Par arrets du 13 mars 2008 la Cour de Cassation rappelle la rigueur de l'obligation de sécurité de résultat dont est débitrice la SNCF en ce qui concerne les accidents corporels.


L’analyse de la jurisprudence relative à la responsabilité de la SNCF, témoigne de la rigueur avec laquelle la Cour de Cassation entend l’obligation de résultat en matière de transport ferroviaire.

On se rappelle que par trois arrêts en date du 21 décembre 2006, la Deuxième Chambre Civile de la Cour de Cassation, avait jugé que la SNCF ne pouvait s’exonérer de sa responsabilité si le passager sautait du train en marche, ou si celui-ci entreprenait de traverser la voie ferrée en gare, que ces circonstances ne sont ni imprévisibles ni irrésistibles.

L’arrêt rendu par la Première Chambre Civile de la Cour de Cassation le 13 mars 2008 n°05-12.551, se situe dans la droite ligne de cette jurisprudence : un voyageur a profité d’un arrêt du train dans une gare pour descendre sur le quai, s’apercevant que le train redémarrait, il a précipitamment tenté de remonte mais il tomba sous le convoi, et eu la jambe sectionnée au dessus de genou.

La Cour de Cassation censure au motif « Qu'en statuant ainsi, quand le transporteur tenu d'une obligation de sécurité de résultat envers un voyageur ne peut s'en exonérer partiellement et que la faute de la victime, à condition de présenter le caractère de la force majeure, ne peut jamais emporter qu'exonération totale, la cour d'appel a violé le texte susvisé ; »
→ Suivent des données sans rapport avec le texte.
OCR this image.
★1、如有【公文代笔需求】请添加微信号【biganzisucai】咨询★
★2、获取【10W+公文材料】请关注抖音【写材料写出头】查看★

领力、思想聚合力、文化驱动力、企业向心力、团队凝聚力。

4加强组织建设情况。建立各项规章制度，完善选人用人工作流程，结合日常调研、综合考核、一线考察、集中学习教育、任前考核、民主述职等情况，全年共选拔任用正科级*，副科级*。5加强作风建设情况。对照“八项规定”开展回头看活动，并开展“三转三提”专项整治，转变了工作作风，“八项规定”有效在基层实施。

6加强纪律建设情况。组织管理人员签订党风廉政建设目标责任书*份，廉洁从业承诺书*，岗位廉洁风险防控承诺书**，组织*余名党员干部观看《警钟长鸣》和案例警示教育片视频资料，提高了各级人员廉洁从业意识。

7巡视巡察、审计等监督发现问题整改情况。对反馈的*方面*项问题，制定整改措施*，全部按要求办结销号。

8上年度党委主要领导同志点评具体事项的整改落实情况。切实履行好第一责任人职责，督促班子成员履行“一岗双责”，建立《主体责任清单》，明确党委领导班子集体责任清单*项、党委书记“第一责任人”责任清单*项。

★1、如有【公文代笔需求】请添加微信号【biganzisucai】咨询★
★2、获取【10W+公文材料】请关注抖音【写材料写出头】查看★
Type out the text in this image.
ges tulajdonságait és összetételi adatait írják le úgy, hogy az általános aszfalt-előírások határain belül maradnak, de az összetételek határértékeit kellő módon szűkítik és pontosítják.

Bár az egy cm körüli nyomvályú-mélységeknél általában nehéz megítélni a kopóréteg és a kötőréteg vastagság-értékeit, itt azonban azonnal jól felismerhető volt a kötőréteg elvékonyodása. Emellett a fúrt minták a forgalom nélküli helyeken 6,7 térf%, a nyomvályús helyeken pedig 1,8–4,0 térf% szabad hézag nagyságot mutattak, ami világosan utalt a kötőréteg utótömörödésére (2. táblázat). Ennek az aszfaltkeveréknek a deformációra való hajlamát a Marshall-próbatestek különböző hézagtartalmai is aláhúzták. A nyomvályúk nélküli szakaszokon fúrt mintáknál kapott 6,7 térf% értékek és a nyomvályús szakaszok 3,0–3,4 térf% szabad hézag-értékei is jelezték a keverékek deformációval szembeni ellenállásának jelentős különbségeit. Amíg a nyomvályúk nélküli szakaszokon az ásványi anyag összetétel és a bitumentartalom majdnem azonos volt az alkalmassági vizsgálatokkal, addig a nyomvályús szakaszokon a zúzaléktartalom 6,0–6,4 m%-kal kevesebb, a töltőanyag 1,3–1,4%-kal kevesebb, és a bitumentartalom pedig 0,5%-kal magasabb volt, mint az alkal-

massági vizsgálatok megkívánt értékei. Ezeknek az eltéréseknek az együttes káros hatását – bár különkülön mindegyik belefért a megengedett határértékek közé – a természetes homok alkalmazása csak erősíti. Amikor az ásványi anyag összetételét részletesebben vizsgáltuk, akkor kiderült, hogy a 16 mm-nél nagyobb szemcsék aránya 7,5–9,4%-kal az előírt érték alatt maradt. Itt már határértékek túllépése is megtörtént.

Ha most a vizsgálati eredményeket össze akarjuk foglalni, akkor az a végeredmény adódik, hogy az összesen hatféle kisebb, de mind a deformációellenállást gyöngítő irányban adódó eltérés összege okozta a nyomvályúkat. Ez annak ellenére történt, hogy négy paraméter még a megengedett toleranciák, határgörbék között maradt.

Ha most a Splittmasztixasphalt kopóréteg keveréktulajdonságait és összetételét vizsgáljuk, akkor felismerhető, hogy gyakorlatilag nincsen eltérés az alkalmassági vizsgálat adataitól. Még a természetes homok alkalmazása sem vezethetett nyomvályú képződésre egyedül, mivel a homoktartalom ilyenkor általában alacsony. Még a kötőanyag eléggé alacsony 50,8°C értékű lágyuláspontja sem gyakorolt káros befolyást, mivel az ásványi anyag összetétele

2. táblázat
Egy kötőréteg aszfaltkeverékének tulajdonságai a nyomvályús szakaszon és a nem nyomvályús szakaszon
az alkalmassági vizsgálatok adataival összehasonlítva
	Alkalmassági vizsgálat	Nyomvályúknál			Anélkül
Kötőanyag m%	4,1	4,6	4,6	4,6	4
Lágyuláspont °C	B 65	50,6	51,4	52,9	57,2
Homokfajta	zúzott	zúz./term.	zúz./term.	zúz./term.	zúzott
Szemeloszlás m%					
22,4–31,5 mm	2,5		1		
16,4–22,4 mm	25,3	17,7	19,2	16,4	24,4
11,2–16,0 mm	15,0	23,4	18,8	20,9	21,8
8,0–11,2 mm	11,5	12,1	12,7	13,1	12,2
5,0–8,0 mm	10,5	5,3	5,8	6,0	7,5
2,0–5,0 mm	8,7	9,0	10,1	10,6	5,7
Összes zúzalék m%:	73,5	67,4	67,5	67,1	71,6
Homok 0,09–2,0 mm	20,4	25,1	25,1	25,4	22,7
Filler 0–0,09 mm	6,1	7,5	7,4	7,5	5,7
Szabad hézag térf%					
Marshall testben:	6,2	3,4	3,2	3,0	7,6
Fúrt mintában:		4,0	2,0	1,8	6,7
A considérer les décisions récentes, la faute de la victime ne présentera qu’exceptionnellement les caractères de la force majeure. Et seule la force majeure est susceptible d’exonérer la SNCF.

Il est donc clair que La Cour de Cassation fait quasiment peser une responsabilité totale de plein droit sur la SNCF dès lors qu’est survenu un accident corporel.

Toutefois cette solution ne semble être envisageable que pour le transport ferroviaire national. En effet dans un second arrêt daté du même jour n°05-11.800, relatif au transport ferroviaire international, la Cour en se référant à l’appendice A de la Convention de Berne du 9 mai 1980, a admis l’exonération totale de la SNCF, au motif que la « chute du voyageur résultait d’un comportement non conforme à la conduite normale du voyageur ».